PNNL

Abstract

The single-layer mixed-phase clouds observed during the Atmospheric Radiation Measurement (ARM) program’s Mixed-Phase Arctic Cloud Experiment (MPACE) are simulated with a 3-dimensional cloud-resolving model the System for Atmospheric Modeling (SAM) coupled with an explicit bin microphysics scheme and a radar-lidar simulator. Two possible ice enhancement mechanisms – activation of droplet evaporation residues by condensation-followed-by-freezing and droplet freezing by contact freezing inside-out, are scrutinized by extensive comparisons with aircraft and radar and lidar measurements. The locations of ice initiation associated with each mechanism and the role of ice nuclei (IN) in the evolution of mixed-phase clouds are mainly addressed. Simulations with either mechanism agree well with the in-situ and remote sensing measurements on ice microphysical properties but liquid water content is slightly underpredicted. These two mechanisms give very similar cloud microphysical, macrophysical, dynamical, and radiative properties, although the ice nucleation properties (rate, frequency and location) are completely different. Ice nucleation from activation of evaporation nuclei is most efficient near cloud top areas concentrated on the edges of updrafts, while ice initiation from the drop freezing process has no significant location preference (occurs anywhere that droplet evaporation is significant).
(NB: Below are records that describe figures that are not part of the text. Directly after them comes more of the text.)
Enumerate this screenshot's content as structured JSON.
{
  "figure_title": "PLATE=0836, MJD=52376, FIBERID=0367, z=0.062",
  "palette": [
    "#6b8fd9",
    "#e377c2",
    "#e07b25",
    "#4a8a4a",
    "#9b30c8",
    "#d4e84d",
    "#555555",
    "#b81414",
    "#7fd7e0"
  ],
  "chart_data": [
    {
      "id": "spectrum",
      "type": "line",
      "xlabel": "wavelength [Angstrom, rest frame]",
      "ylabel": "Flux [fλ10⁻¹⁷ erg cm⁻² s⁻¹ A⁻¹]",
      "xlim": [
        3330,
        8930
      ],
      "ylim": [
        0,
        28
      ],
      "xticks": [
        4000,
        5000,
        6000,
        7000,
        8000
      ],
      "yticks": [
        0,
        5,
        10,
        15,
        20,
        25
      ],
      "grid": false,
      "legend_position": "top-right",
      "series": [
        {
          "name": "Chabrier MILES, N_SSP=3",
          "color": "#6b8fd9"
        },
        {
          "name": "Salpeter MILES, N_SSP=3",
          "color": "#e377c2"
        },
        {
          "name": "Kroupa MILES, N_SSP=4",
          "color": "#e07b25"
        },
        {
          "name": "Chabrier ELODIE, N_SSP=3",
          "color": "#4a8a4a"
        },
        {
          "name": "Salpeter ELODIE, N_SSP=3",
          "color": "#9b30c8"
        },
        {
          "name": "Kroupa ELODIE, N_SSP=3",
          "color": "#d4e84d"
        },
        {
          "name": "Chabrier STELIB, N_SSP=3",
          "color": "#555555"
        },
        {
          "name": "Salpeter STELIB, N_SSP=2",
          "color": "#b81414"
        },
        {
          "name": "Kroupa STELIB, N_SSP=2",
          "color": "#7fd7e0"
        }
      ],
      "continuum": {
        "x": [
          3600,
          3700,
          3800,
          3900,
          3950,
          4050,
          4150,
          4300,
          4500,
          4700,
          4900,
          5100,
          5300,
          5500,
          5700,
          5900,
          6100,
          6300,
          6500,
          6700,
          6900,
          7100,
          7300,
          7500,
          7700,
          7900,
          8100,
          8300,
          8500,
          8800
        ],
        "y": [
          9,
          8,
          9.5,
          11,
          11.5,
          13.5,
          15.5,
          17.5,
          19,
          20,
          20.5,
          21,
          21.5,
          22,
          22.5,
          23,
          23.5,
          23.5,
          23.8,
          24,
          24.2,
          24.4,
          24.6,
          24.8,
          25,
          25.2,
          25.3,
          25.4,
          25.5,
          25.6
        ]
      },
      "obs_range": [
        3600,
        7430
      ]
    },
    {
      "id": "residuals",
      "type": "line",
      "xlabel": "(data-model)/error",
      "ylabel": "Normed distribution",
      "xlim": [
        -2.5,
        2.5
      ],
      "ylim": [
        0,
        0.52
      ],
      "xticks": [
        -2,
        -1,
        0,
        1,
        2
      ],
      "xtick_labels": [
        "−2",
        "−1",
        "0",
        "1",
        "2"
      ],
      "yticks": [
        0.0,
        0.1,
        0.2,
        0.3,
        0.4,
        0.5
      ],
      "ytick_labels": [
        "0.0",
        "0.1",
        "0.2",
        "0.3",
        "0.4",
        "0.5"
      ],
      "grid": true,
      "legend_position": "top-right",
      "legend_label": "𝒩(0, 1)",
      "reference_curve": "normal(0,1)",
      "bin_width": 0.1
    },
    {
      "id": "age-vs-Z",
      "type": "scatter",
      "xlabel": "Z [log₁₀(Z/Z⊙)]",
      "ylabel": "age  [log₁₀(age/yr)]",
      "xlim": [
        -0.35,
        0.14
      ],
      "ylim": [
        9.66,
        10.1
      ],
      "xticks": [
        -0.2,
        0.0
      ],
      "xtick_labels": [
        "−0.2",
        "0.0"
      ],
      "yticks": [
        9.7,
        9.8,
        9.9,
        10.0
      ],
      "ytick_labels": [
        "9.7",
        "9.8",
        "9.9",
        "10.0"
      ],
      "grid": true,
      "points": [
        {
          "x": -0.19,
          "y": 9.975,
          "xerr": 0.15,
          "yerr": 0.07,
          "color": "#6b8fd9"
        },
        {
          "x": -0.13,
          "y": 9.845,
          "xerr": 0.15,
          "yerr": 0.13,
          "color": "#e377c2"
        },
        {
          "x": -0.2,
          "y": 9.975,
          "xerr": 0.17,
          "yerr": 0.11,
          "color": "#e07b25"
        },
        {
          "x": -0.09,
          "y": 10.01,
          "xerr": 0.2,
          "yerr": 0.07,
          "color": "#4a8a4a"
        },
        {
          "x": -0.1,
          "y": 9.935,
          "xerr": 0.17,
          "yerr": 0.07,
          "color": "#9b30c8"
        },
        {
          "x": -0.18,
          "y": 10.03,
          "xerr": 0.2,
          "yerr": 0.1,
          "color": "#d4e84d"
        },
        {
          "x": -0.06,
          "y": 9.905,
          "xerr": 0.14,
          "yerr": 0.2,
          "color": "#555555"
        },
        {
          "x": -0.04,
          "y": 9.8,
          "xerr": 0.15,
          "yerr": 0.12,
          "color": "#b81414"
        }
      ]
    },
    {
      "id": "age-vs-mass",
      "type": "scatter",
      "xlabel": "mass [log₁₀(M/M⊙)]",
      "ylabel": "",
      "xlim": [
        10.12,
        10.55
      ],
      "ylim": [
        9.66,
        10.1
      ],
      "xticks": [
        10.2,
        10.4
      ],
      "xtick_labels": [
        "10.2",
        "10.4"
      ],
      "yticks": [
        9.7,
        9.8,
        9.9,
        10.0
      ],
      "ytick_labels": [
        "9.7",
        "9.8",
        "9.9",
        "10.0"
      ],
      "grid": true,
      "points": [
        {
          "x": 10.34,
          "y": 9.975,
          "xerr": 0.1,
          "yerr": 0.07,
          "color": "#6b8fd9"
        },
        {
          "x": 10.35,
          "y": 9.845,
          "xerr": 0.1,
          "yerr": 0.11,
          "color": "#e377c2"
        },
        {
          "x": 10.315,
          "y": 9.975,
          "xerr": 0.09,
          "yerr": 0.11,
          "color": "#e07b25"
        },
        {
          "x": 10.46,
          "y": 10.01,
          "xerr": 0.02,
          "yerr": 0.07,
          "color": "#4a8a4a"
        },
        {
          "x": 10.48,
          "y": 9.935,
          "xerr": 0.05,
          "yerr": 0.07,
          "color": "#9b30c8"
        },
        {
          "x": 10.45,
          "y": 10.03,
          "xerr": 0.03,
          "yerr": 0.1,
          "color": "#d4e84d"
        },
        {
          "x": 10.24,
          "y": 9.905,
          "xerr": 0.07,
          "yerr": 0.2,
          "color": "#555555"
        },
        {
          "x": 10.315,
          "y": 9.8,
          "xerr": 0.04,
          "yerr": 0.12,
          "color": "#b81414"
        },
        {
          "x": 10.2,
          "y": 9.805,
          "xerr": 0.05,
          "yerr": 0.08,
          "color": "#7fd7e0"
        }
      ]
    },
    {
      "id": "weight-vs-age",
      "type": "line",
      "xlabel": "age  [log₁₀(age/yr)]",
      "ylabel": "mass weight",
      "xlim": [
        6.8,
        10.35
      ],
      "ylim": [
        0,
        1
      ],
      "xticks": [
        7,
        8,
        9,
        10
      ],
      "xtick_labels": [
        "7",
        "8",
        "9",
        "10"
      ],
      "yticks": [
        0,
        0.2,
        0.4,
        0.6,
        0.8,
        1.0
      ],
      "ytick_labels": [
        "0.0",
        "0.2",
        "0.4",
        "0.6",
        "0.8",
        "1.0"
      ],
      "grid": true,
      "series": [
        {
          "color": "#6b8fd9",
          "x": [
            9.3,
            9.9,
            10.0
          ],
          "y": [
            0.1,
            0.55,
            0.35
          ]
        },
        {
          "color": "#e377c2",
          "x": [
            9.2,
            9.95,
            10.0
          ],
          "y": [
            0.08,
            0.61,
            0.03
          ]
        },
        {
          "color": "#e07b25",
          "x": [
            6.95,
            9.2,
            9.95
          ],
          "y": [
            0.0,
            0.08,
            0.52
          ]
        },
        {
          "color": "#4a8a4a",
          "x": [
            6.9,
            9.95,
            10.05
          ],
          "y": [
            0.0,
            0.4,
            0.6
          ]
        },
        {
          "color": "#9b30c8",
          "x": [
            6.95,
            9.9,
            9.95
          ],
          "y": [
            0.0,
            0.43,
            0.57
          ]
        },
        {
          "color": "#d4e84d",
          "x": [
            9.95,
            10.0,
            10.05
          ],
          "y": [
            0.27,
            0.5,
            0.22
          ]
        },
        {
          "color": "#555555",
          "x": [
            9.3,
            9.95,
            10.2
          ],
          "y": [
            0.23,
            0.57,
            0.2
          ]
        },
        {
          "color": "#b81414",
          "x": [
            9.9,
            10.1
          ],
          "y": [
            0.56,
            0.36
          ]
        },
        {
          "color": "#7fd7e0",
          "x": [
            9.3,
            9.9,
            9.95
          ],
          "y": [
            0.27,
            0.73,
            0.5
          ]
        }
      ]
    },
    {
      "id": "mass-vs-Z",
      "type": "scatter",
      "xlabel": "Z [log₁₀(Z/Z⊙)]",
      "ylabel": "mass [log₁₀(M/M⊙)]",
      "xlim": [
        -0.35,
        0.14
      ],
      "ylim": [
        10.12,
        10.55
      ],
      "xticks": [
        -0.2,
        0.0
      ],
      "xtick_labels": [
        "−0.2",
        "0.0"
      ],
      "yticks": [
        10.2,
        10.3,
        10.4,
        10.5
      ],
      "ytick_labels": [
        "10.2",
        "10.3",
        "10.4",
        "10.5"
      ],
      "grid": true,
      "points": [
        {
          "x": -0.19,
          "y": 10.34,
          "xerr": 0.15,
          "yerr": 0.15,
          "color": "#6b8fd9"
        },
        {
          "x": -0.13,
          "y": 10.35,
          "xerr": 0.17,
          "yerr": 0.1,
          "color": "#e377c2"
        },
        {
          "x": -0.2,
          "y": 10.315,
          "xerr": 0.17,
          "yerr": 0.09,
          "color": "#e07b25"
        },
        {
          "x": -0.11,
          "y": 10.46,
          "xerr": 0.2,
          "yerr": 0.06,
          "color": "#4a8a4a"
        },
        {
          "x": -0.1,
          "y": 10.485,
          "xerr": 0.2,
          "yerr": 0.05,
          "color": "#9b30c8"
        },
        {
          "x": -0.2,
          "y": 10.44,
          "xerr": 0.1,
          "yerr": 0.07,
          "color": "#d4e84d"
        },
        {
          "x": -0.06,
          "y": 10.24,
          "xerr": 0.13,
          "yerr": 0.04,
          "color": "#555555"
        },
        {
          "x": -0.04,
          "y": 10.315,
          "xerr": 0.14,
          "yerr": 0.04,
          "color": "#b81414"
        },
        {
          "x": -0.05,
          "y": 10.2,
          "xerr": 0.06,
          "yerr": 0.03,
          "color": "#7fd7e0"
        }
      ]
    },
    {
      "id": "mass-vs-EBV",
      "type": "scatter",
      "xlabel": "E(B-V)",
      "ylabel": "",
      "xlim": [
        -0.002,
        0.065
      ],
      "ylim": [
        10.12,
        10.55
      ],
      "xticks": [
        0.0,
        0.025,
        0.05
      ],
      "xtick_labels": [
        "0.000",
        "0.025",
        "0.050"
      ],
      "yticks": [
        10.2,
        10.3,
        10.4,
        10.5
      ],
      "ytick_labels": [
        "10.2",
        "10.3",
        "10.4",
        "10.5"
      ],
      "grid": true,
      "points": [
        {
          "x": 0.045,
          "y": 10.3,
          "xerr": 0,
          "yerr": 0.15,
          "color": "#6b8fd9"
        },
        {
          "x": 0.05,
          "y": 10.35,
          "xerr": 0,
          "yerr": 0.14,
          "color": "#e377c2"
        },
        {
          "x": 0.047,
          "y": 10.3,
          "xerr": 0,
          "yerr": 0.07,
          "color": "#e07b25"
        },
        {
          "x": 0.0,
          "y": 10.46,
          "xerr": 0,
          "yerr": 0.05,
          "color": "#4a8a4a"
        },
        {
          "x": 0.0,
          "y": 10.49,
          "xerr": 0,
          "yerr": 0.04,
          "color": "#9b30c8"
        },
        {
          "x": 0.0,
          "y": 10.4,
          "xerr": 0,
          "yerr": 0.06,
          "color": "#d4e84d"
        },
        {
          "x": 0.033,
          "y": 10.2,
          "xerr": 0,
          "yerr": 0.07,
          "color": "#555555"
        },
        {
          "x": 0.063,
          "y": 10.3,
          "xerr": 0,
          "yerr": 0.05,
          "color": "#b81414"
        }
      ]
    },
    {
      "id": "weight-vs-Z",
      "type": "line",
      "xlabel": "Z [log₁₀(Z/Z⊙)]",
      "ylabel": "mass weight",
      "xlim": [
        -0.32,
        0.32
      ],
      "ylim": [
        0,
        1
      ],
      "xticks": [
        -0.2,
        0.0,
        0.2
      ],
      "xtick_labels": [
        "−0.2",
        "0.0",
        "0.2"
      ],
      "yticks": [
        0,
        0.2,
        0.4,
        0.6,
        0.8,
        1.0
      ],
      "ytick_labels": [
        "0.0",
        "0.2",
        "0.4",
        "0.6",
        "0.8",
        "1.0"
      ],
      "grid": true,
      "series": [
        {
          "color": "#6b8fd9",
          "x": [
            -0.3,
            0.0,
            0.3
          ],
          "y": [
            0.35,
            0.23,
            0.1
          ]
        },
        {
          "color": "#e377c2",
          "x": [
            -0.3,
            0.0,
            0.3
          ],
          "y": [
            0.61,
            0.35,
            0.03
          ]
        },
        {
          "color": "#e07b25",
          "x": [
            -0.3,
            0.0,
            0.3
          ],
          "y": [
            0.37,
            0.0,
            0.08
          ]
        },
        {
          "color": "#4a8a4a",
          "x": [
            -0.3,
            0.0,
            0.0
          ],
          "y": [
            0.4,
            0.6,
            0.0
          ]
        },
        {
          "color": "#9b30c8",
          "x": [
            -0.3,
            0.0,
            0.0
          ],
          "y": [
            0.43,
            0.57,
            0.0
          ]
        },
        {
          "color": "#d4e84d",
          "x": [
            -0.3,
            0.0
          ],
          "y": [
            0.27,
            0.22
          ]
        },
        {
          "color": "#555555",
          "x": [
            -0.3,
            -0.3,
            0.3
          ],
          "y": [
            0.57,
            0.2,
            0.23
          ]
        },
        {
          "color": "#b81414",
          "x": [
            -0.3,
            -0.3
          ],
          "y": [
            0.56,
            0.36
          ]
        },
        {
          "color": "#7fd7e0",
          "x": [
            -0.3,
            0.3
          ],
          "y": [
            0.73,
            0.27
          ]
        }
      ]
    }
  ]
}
Both enhanced nucleation mechanisms contribute dramatically to ice formation with ice particle concentration of 10-15 times higher relative to the simulation without either of them. The contribution of ice nuclei (IN) recycling from ice particle evaporation to IN and ice particle concentration is found to be very significant in this case. Cloud can be very sensitive to IN initially and form a nonquilibrium transition condition, but become much less sensitive as cloud evolves to a steady mixed-phase condition. The parameterization of Meyers et al. [1992] with the observed MPACE IN concentration is able to predict the observed mixed-phase clouds reasonably well. This validation may facilitate the application of this parameterization in the cloud and climate models to simulate Arctic clouds.